Anyway. There are a few variations, but the basic idea is the same, and quite easy. Fry or boil zucchini until soft (I microwaved it), then mash with a fork in a colander to drain off some of the liquid. Make a paste of garlic and salt, and mash this into the zucchini with olive oil and lemon juice. One recipe then adds raisins and pine nuts and a bit of dried mint; another one adds a dab of harissa and some ground coriander and a few caraway seeds; and so on — i think this would work with just about any Turkish/Persian/Moroccan/etc. spice combo you like.
These are intended to be served cold, as a dip or spread or side dish/salad. It seems to me it would make a lovely addition to a meze plate with bread and feta, or a tasty sidekick for grilled chicken. And I now have a nice compact tupperware of zucchini mash with raisins and pine nuts, instead of the 7 zucchini that used to be taking up space in my fridge. Hurray!
oooh, yummy: passionfruit curd
I have been trying to find someone to make me a plain white or yellow cake with passionfruit filling for my wedding cake, and by god it’s been a friggin’ hassle. Either people just flatly refuse to even try, or they charge 8 jillion dollars a slice, or they make some half-assed filling that is insufficiently passionfruity. I want to be whacked over the head with passionfruit goodness when i take a bite of this cake.
And when i told this tale of woe to spleen, she decided to make research and see what could be done. The result was a lovely yellow cake with bright and tangy passionfruit curd and a marshmallowy frosting. Delicious!
Now, granted, it’d have to be a cooked buttercream rather than a marshmallow frosting to hold up properly on a wedding cake, but i can handle that. So i think what i am going to do is convey this recipe, with appropriate modifications, to the bakery that’s most likely to be getting the gig, and see if they’ll humor me.
passionfruit curd recipe
Spleen used a bit more passionfruit, maybe 8 oz, than the 6 oz called for, in her efforts to give me the fruity punch I’m looking for. Otherwise, simple curd recipe, standard procedures. And you can buy frozen passionfruit pulp at the Shaw’s market on River Street in Waltham (thanks, chowhound message boards).
kebab kubideh recipe
Kebab Kubideh
large yellow onion, peeled and grated (i run it through my immersion blender’s chopping attachment, which purees it perfectly)
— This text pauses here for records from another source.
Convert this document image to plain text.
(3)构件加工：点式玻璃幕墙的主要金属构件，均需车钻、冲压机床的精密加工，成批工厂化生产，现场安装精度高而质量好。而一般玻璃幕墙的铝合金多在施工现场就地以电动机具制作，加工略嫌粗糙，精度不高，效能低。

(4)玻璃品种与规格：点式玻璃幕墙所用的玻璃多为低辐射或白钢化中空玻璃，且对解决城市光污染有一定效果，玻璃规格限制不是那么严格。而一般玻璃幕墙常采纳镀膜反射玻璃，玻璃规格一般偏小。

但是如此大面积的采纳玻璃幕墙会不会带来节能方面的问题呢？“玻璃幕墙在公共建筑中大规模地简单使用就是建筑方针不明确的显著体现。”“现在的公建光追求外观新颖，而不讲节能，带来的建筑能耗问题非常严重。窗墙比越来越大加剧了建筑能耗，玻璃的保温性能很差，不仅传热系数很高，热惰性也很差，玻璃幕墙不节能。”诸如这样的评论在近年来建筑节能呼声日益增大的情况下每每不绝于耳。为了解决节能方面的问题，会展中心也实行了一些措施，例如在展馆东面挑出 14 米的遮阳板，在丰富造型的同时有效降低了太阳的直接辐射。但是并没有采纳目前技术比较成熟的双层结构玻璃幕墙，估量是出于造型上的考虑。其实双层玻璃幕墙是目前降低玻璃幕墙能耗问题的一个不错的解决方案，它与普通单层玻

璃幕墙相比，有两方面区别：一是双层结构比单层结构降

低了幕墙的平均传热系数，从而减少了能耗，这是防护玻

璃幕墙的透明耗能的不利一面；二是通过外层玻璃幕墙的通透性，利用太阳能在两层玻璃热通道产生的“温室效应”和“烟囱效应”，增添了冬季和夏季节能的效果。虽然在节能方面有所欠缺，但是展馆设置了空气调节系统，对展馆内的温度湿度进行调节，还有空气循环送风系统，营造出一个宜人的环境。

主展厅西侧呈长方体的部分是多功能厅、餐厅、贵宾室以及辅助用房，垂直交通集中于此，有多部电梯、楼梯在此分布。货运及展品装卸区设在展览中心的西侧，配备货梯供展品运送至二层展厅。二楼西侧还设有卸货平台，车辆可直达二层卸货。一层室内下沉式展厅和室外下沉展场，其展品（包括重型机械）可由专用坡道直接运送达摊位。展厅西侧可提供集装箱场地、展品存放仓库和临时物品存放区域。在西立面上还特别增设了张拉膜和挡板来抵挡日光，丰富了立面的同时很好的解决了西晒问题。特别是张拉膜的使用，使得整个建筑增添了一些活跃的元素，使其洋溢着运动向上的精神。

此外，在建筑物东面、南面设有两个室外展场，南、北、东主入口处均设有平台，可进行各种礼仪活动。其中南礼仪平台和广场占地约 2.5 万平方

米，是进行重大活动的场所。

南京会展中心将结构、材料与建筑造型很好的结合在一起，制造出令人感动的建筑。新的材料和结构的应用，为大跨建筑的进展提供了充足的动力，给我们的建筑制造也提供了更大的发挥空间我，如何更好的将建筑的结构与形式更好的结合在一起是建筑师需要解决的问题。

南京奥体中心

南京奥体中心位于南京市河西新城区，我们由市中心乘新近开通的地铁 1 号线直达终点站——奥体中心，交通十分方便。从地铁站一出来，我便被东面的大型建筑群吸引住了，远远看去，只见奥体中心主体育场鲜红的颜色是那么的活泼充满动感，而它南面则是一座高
1/2 lb ground lamb + 1/2 lb ground beef (or 1 lb beef)
1 clove garlic peeled and finely chopped
1 egg, lightly beaten
1/4 cup dry bread crumbs
2 tsp salt
1/2 tsp fresh ground pepper
1/2 tsp ground turmeric
1/4 tsp paprika
1 pinch saffron threads
1 tbsp butter, melted
ground sumac & lemon wedges (optional garnish)
Drain the grated onions in a sieve over a bowl for 2 hours. Press onions to release more juice. (Onion juice is good to use in soups — I use mine to cook some carrots, then whizz them with yogurt & milk to make a soup, flavored with fresh dill or middle-eastern spices.) Add onion pulp to large bowl, then add meat, garlic, egg, crumbs, salt, pepper, turmeric and paprika; mix well. Divide into eighths and make each into a 5″ cylinder, and slide it onto a large flat wide metal skewer, forming and flattening around the skewer — if you don’t have this type of flat skewer, just do as I do and make 8-10 rectangles about 8″x1.5″ and 1/4″ thick. Melt the butter and crumble in the saffron (or crush it in a mortar, then add). (Technically, this step is supposed to be toast saffron 30 seconds in dry pan, crush, add 1 tbsp boiling water, then add butter to melt. I’ve done the shortcut with no ill effect.) Brush kebabs with saffron butter and grill over medium hot coals or in a grill pan or cast iron skillet, brushing each side with more butter as you go. This brushing with saffron butter is the key to the deliciousness, so don’t skip. Serve with buttered basmati rice and grilled tomato halves, and sprinkle with sumac and/or offer lemon wedges if you like. I also make a yogurt/dried mint/chopped cucumber salad to go with this.